Hacker News new | ask | show | jobs
by Cyph0n 1529 days ago
The primary alternative to achieving this is through formation of unions. But, I’d wager there is an overlap between people who are against enforcement via legislation and people who are anti-union.
2 comments

By "people who are anti-union", do you mean "people who believe unions shouldn't be allowed to exist", or "people who believe unions shouldn't be allowed to force workers to join as a condition of having the job"?
Hey, if they don't like it, they can get a job somewhere else, no need for authoritarian governments preventing people freely entering contracts with groups with much more power than they do individually.... wait, this reminds me of something?
Unions having the power to force employees to join is what's authoritarian. If I want to work for a company, and the company wants to hire me, we should be free to enter into a contract. A third party shouldn't have the power to say "you can't unless you pay us dues".

And before you say "well not if the company and union entered into a contract that said the company would only hire union workers", that's not how it works today. The laws we have today give unions the power to unilaterally say that without the company agreeing, and this is what's bad and needs to go away.

> The laws we have today give unions the power to unilaterally say that without the company agreeing, and this is what's bad and needs to go away.

Can you give examples? My impression was closed shop and union shop was negotiated, not dictated by law.

The US is closed shop. If a subset of employees don't like their union, they are not allowed to form their own union.

Put another way, if employees disagree with something the union does, they have no recourse other than founding their own union and trying to get all their coworkers to vote to force every one to switch to the new union.

In particular, employees are not able to call strikes in the US. In some sense, unions solved the "problem" of employee walk outs by redirecting grievances away from employers and to large unions that are (in practice) unresponsive to employee requests.

When they do get things done, it's unclear what constituency they are serving, or who made the decision.

For example, the California statewide teachers union managed to block vaccine mandates for teachers. All the teachers I've talked to in Silicon Valley are vaccinated and support mandates.

Those teachers have no hope of joining a union that's not controlled by anti-vaxxers.

Stop.

Employees can strike. Taft-Hartley illegalizes wildcat or secondary striking.

I still disagree with it because I don't think the Network Effect pruning was equal between Capital and Labor, but Strikes can absolutely be organized by private employees/unions.

Public sector unions are a different beast as far as I'm aware. See the Air Traffic Controller strike and how that flopped. But you've had some teacher's Union successes recently too.

The issue isn't that there's no contract at all. The issue is that the contract isn't freely agreed to, since once 51% of workers decide they want a union, the company isn't allowed to walk away from the negotiating table.
Unions don't have that power last I checked, and there is nothing that requires an employer to sign away their ability to seek unaffiliated workers.

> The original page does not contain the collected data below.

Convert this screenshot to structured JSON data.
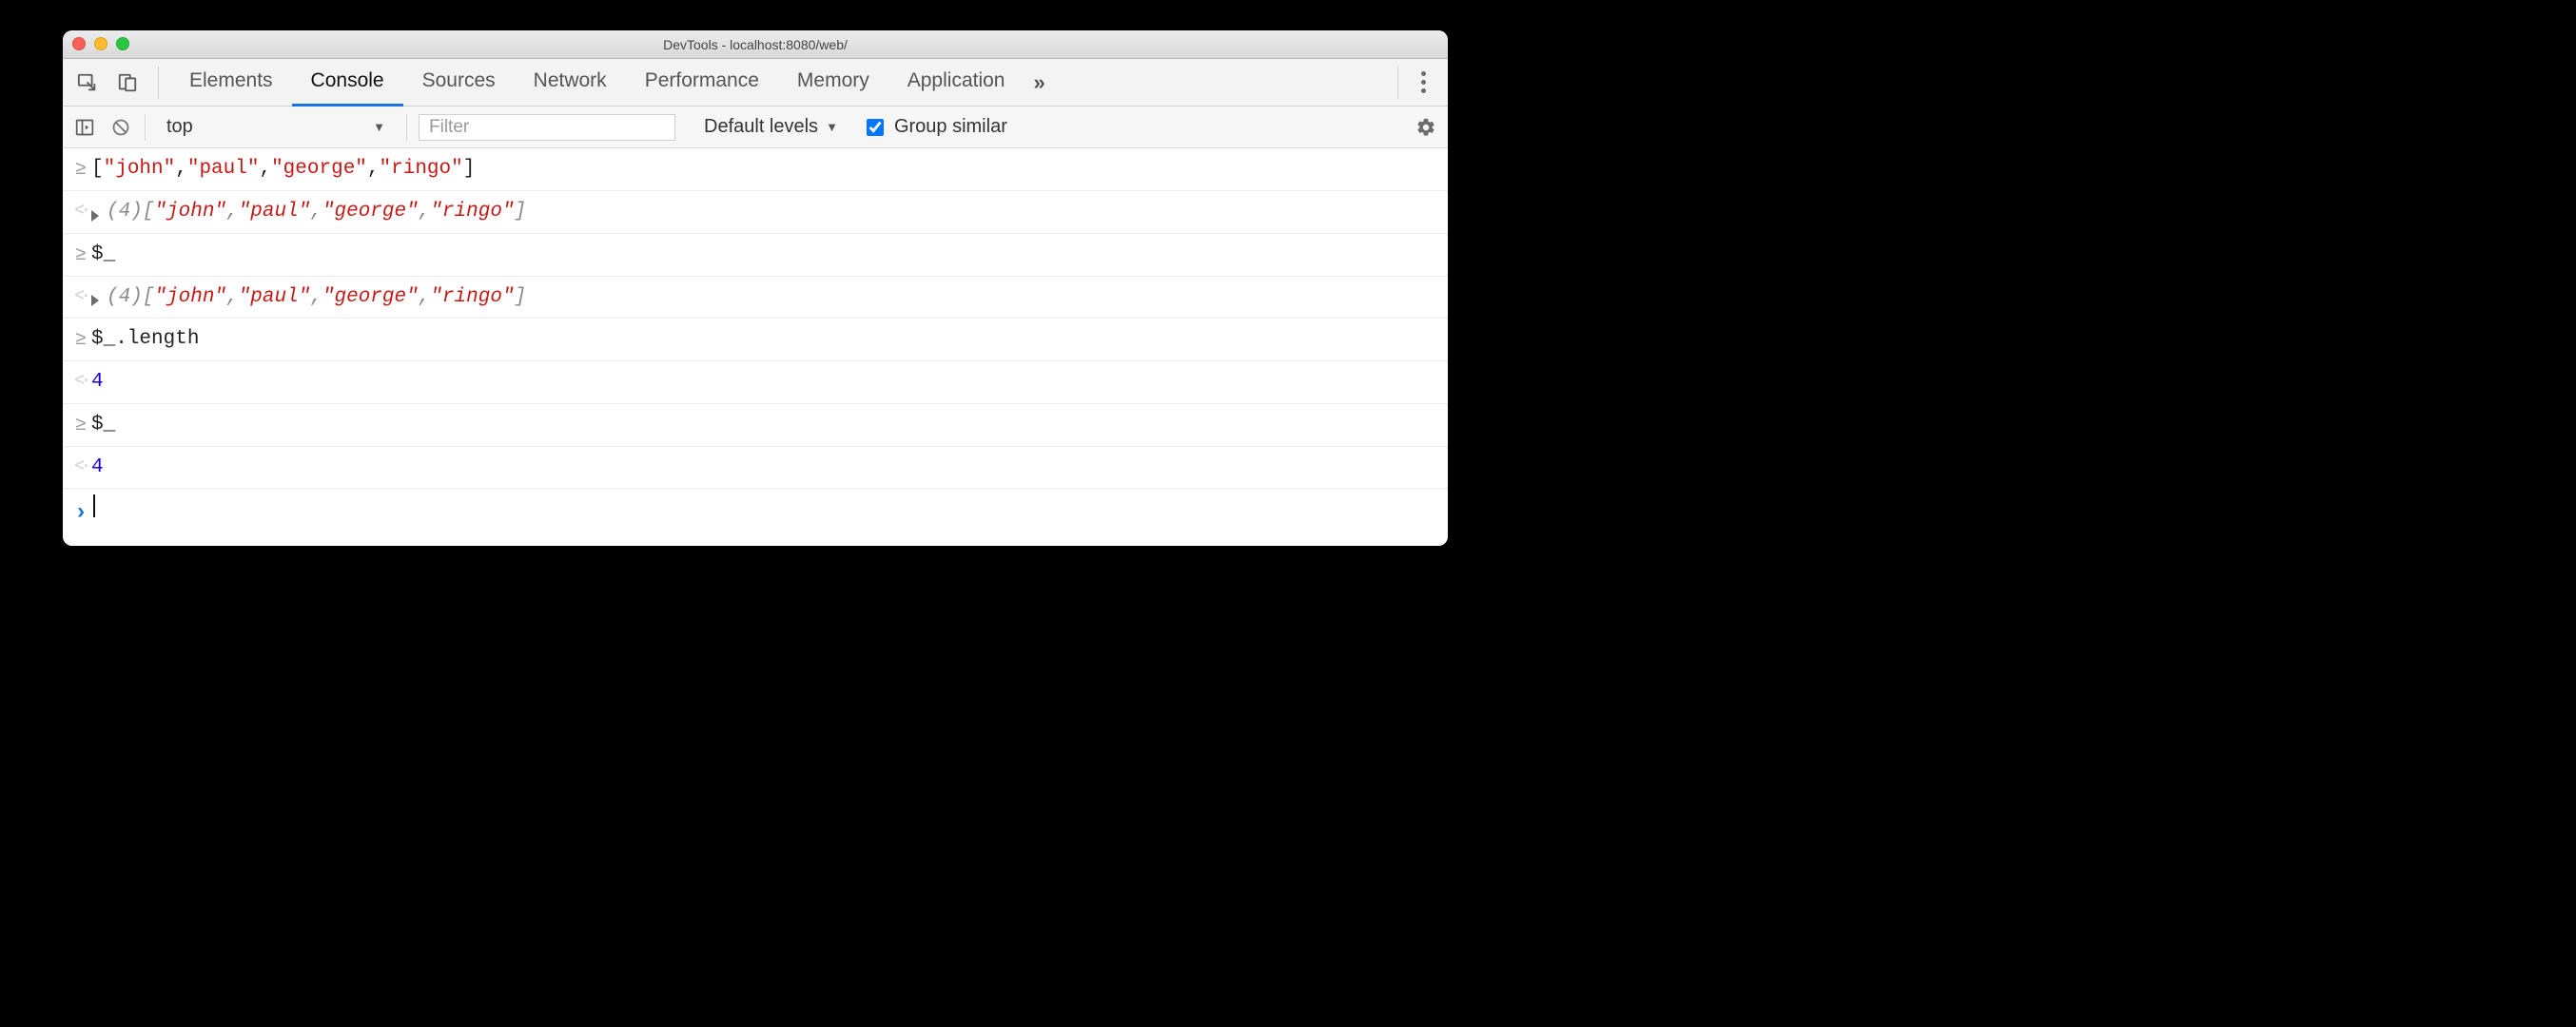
{
  "window": {
    "title": "DevTools - localhost:8080/web/"
  },
  "tabs": {
    "items": [
      {
        "label": "Elements",
        "active": false
      },
      {
        "label": "Console",
        "active": true
      },
      {
        "label": "Sources",
        "active": false
      },
      {
        "label": "Network",
        "active": false
      },
      {
        "label": "Performance",
        "active": false
      },
      {
        "label": "Memory",
        "active": false
      },
      {
        "label": "Application",
        "active": false
      }
    ],
    "more": "»"
  },
  "toolbar": {
    "context": "top",
    "filter_placeholder": "Filter",
    "levels_label": "Default levels",
    "group_similar_label": "Group similar",
    "group_similar_checked": true
  },
  "console": {
    "rows": [
      {
        "kind": "input",
        "parts": [
          {
            "t": "punct",
            "v": "["
          },
          {
            "t": "str",
            "v": "\"john\""
          },
          {
            "t": "punct",
            "v": ","
          },
          {
            "t": "str",
            "v": "\"paul\""
          },
          {
            "t": "punct",
            "v": ","
          },
          {
            "t": "str",
            "v": "\"george\""
          },
          {
            "t": "punct",
            "v": ","
          },
          {
            "t": "str",
            "v": "\"ringo\""
          },
          {
            "t": "punct",
            "v": "]"
          }
        ]
      },
      {
        "kind": "result",
        "expandable": true,
        "parts": [
          {
            "t": "dim-italic",
            "v": "(4) "
          },
          {
            "t": "dim-italic",
            "v": "["
          },
          {
            "t": "str-italic",
            "v": "\"john\""
          },
          {
            "t": "dim-italic",
            "v": ", "
          },
          {
            "t": "str-italic",
            "v": "\"paul\""
          },
          {
            "t": "dim-italic",
            "v": ", "
          },
          {
            "t": "str-italic",
            "v": "\"george\""
          },
          {
            "t": "dim-italic",
            "v": ", "
          },
          {
            "t": "str-italic",
            "v": "\"ringo\""
          },
          {
            "t": "dim-italic",
            "v": "]"
          }
        ]
      },
      {
        "kind": "input",
        "parts": [
          {
            "t": "punct",
            "v": "$_"
          }
        ]
      },
      {
        "kind": "result",
        "expandable": true,
        "parts": [
          {
            "t": "dim-italic",
            "v": "(4) "
          },
          {
            "t": "dim-italic",
            "v": "["
          },
          {
            "t": "str-italic",
            "v": "\"john\""
          },
          {
            "t": "dim-italic",
            "v": ", "
          },
          {
            "t": "str-italic",
            "v": "\"paul\""
          },
          {
            "t": "dim-italic",
            "v": ", "
          },
          {
            "t": "str-italic",
            "v": "\"george\""
          },
          {
            "t": "dim-italic",
            "v": ", "
          },
          {
            "t": "str-italic",
            "v": "\"ringo\""
          },
          {
            "t": "dim-italic",
            "v": "]"
          }
        ]
      },
      {
        "kind": "input",
        "parts": [
          {
            "t": "punct",
            "v": "$_.length"
          }
        ]
      },
      {
        "kind": "result",
        "expandable": false,
        "parts": [
          {
            "t": "num",
            "v": "4"
          }
        ]
      },
      {
        "kind": "input",
        "parts": [
          {
            "t": "punct",
            "v": "$_"
          }
        ]
      },
      {
        "kind": "result",
        "expandable": false,
        "parts": [
          {
            "t": "num",
            "v": "4"
          }
        ]
      },
      {
        "kind": "prompt"
      }
    ]
  }
}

Just as there is nothing forcing a worker to join a Union. The only thing is, if you don't join, you don't get the benefit of collective bargaining.

> Just as there is nothing forcing a worker to join a Union. The only thing is, if you don't join, you don't get the benefit of collective bargaining.

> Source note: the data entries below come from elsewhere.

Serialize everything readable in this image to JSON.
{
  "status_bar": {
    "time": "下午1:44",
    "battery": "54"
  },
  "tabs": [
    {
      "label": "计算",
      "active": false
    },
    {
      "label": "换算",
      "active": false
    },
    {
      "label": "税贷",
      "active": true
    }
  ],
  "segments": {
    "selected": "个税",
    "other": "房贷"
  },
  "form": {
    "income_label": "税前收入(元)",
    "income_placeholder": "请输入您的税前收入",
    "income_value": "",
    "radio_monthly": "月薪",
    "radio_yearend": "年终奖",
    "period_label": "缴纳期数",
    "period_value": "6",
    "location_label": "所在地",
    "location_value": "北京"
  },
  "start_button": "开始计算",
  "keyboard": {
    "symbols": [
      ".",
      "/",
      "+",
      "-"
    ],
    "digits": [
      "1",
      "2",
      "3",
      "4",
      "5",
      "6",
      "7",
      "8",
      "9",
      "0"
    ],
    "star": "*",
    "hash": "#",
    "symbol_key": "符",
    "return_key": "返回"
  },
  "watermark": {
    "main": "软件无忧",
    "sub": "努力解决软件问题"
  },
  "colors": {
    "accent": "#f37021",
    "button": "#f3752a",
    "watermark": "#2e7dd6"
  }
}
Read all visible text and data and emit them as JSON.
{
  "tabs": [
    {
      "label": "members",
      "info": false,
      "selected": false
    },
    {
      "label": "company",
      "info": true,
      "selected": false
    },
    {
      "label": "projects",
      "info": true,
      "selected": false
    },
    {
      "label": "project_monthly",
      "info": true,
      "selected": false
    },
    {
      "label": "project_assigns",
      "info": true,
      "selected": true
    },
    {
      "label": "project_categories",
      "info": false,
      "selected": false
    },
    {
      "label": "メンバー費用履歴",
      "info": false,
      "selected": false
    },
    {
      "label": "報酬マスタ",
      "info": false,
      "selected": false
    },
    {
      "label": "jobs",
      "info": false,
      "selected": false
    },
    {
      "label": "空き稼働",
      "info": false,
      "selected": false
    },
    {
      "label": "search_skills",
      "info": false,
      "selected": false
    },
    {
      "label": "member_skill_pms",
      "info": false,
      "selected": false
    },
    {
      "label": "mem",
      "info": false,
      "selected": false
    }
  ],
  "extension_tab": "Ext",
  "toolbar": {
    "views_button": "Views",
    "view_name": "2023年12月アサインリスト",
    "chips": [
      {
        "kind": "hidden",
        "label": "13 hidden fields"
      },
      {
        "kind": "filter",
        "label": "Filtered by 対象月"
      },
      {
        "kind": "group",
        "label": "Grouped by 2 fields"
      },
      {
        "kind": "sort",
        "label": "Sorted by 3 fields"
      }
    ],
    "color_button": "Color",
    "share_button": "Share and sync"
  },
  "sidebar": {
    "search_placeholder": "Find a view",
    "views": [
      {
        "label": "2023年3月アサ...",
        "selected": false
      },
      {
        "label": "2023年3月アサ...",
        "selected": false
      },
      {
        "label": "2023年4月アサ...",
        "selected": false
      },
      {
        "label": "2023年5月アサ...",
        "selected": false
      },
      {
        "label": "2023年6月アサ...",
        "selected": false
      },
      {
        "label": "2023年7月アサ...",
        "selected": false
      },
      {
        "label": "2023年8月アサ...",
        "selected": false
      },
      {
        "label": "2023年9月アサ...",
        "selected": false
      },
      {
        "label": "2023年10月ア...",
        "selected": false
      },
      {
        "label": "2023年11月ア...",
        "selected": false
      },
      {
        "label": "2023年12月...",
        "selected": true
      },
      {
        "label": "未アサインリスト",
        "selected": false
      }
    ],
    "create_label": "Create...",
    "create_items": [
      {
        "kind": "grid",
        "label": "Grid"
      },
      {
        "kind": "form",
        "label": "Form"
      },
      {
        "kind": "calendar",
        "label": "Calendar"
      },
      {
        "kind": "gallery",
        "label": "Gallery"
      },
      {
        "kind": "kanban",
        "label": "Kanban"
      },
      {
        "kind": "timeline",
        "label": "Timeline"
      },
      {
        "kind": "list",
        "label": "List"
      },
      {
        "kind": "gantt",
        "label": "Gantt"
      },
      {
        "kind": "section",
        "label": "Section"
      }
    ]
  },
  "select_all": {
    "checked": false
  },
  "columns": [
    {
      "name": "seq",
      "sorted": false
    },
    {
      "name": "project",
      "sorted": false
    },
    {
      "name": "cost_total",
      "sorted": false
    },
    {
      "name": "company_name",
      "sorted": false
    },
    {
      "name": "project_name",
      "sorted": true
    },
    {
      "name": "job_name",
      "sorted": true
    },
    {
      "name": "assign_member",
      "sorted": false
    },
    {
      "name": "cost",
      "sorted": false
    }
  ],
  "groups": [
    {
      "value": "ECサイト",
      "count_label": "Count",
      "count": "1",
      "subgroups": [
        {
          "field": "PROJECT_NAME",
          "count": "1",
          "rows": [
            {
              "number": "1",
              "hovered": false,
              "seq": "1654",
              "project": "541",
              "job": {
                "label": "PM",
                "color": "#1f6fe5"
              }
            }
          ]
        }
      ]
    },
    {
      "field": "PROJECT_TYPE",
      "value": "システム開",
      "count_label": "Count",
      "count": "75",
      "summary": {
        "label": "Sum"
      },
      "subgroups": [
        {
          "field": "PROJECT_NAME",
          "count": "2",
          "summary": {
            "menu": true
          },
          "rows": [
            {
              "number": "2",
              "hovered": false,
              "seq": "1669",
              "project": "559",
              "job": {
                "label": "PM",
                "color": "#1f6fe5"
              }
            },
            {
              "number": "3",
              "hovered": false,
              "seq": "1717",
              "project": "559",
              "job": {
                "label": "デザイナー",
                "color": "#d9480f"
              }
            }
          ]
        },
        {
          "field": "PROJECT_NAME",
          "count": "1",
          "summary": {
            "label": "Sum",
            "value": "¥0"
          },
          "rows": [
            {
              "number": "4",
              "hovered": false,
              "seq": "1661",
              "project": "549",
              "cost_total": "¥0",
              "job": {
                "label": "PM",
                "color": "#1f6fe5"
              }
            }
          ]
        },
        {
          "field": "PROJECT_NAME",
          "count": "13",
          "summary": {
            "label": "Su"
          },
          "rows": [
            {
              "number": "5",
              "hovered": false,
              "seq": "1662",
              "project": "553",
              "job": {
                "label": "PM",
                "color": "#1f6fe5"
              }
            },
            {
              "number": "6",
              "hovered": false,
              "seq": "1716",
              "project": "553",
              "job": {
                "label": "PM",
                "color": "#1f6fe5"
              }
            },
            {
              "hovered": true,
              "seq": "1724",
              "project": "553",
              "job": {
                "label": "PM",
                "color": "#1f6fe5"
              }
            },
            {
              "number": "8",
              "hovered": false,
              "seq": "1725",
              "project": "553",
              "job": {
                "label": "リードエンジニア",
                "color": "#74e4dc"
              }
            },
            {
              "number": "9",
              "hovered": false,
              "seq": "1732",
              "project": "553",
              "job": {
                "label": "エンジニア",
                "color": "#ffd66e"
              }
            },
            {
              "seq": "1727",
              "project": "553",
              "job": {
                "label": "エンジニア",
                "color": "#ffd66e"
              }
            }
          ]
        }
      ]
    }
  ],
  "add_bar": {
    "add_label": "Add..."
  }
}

This is only true in states with right-to-work laws.

Didn't California stop companies from preventing their ex-employees from working for competitors?

Sounds like they're doing exactly what you want.

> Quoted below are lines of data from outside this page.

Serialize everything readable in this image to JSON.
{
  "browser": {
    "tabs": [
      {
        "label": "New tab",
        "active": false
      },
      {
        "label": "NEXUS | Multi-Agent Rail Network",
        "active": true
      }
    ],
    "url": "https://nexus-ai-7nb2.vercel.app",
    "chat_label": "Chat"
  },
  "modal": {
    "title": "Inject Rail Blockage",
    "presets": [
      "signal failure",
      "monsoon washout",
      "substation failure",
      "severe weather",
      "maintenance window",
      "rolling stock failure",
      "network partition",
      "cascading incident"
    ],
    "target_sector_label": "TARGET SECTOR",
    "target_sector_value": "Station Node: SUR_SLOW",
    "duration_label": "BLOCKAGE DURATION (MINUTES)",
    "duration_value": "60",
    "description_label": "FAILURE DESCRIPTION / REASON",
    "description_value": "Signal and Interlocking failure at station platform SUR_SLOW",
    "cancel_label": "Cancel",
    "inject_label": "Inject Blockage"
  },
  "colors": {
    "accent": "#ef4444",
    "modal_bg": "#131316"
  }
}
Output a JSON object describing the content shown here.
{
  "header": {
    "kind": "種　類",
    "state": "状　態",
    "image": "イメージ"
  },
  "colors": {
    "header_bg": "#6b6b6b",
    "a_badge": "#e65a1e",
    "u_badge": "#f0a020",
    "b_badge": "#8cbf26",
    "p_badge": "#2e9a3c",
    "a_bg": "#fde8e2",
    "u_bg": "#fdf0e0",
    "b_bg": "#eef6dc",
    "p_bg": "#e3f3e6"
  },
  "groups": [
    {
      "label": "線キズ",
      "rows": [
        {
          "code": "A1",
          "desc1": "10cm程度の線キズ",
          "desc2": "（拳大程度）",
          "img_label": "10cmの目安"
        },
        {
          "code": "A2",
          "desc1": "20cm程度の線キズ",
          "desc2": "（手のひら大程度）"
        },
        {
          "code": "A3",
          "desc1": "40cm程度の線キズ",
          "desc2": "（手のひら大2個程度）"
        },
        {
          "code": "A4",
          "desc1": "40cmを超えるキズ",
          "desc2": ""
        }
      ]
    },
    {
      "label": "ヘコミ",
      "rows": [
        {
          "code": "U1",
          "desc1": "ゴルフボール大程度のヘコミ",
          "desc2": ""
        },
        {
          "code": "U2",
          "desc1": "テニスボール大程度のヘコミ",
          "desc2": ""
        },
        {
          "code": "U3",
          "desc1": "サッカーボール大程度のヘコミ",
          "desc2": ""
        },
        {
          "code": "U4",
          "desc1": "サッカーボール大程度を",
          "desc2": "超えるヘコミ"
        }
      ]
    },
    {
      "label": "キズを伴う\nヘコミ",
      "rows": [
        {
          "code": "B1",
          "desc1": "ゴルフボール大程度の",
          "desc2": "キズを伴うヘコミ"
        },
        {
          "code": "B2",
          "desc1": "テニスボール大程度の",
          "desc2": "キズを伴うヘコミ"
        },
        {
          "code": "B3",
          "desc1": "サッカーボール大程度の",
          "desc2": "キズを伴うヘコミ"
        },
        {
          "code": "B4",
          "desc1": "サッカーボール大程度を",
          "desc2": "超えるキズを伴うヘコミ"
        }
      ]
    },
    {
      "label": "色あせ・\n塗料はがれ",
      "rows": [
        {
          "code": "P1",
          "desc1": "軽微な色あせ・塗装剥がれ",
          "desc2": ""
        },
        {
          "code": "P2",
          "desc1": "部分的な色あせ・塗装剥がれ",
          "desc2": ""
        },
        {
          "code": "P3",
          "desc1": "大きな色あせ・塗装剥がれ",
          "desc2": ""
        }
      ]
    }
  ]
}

https://en.wikipedia.org/wiki/Non-compete_clause#California

What does that have to do with unions?
> If I want to work for a company, and the company wants to hire me, we should be free to enter into a contract. A third party shouldn't have the power to say "you can't unless you pay us dues".

Seems like you only want to prevent unions from doing this, but not employers. You also want to prevent them entering into contracts with employers. It's not really a consistent argument is it?

We've also seen significant anti-union legislation in recent decades; at the very least this would need to be undone in order to give workers a fair shot.